Advertisement

Agee, CIA Foe and Ex-Agent, Returns to U.S.

Share
Associated Press

Philip Agee, the former CIA agent and agency foe who now lives in self-exile in Spain, has returned to the United States and said today he plans to remain for another few weeks despite the risk of prosecution.

Agee, whose U.S. passport was lifted in 1979 after he disclosed the names of key CIA employees abroad, said he has been back in the United States since Sunday. He spoke on the street outside a Manhattan television studio after appearing on ABC’s “Good Morning America” to promote his new book, “On the Run.”

He said he had entered the country without any understandings about whether he’d be arrested for entering without a U.S. passport.

Advertisement

However, a State Department press officer, Ruth van Heuven, said Agee’s return to the United States without a U.S. passport violated no U.S. law.

‘Right to Return’

“As a U.S. citizen, he has a right to return whenever he wishes. He knows that,” she said.

Agee said he was “going about my activity in normal fashion” and has visited his parents, whom he had not seen in seven years, in North Carolina.

He said he would be returning to his wife in Spain eventually, but did not detail his schedule here.

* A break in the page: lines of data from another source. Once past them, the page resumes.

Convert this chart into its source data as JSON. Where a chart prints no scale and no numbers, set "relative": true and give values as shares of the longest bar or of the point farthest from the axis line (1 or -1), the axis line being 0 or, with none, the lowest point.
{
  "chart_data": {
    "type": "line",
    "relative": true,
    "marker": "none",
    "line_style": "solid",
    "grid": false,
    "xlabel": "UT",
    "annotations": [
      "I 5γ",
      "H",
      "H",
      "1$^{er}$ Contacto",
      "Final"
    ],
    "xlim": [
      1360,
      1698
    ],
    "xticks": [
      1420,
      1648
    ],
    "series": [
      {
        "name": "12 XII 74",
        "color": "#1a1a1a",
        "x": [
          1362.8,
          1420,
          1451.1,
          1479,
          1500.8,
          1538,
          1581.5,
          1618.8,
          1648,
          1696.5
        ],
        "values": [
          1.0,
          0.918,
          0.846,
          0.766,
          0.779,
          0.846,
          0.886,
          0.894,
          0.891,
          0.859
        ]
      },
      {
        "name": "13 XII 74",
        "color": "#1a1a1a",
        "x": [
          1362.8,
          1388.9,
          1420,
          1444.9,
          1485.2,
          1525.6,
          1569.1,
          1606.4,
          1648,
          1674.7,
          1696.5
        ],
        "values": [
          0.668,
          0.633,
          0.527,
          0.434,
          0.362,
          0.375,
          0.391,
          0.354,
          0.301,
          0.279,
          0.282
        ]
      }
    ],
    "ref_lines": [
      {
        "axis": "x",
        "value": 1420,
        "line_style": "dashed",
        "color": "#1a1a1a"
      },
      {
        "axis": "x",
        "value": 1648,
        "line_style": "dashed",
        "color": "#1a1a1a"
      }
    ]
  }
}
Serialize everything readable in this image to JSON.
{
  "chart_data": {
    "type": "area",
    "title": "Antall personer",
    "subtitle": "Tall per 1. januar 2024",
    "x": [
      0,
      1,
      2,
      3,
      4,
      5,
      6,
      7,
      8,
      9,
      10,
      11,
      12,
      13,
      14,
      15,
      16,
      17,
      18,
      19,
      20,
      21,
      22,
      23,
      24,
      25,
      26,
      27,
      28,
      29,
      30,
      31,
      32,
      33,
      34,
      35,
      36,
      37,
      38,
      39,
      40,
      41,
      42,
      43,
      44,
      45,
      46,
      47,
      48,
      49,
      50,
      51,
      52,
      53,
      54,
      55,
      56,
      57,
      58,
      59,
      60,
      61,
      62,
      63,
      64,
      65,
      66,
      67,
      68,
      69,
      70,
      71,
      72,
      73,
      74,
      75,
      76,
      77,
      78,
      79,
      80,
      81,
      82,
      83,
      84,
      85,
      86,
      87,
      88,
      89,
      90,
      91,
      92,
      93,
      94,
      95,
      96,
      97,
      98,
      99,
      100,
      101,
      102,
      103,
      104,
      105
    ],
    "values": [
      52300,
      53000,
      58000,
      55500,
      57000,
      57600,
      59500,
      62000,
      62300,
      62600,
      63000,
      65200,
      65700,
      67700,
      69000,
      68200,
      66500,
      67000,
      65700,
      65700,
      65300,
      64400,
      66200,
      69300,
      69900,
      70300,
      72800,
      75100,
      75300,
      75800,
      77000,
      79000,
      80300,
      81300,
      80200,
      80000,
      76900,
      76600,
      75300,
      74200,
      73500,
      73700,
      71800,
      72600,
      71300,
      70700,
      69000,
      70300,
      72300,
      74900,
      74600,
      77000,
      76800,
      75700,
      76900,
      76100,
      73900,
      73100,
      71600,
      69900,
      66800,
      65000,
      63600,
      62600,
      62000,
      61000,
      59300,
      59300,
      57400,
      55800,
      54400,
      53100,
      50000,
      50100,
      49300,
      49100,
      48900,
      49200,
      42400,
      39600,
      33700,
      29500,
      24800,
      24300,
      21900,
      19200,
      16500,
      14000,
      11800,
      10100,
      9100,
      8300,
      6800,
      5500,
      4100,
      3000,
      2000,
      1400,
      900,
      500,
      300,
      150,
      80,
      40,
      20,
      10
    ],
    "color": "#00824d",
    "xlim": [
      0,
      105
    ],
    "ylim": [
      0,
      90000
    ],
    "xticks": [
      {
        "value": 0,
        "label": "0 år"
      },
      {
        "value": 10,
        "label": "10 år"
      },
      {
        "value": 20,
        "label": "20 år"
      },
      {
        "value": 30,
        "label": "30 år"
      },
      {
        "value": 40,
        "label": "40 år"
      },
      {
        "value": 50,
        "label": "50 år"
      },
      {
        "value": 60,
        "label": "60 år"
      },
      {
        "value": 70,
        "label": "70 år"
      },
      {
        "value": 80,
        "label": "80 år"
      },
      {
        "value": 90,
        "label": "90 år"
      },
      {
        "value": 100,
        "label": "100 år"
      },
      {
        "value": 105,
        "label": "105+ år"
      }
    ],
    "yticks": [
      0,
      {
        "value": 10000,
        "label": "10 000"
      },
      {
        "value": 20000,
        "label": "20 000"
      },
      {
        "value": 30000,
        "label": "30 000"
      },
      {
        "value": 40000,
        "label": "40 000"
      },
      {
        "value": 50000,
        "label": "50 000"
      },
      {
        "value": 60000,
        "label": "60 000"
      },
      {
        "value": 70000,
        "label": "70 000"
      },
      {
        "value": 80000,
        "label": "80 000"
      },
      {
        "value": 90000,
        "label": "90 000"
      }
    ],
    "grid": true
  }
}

Agee said in his television interview that he entered the United States via Canada after traveling there with a Nicaraguan passport and meeting with lawyers.

He said that against all advice, he decided “to run the risk of coming back and possible prosecution.”

Station Chief Killed

Agee, 52, has written several books about CIA activities since announcing in 1974 that he would work against the CIA by exposing agency operatives and doing what he could to drive them out of countries where they were stationed.

Advertisement

His first book, “Inside the Company,” revealed the names of CIA agents overseas. The agency says its station chief in Athens was killed as a result.

The U.S. Supreme Court in 1981 upheld the suspension of Agee’s passport.

Agee’s new book covers the last 15 years of his life and also talks about the Administration’s policy in Central America.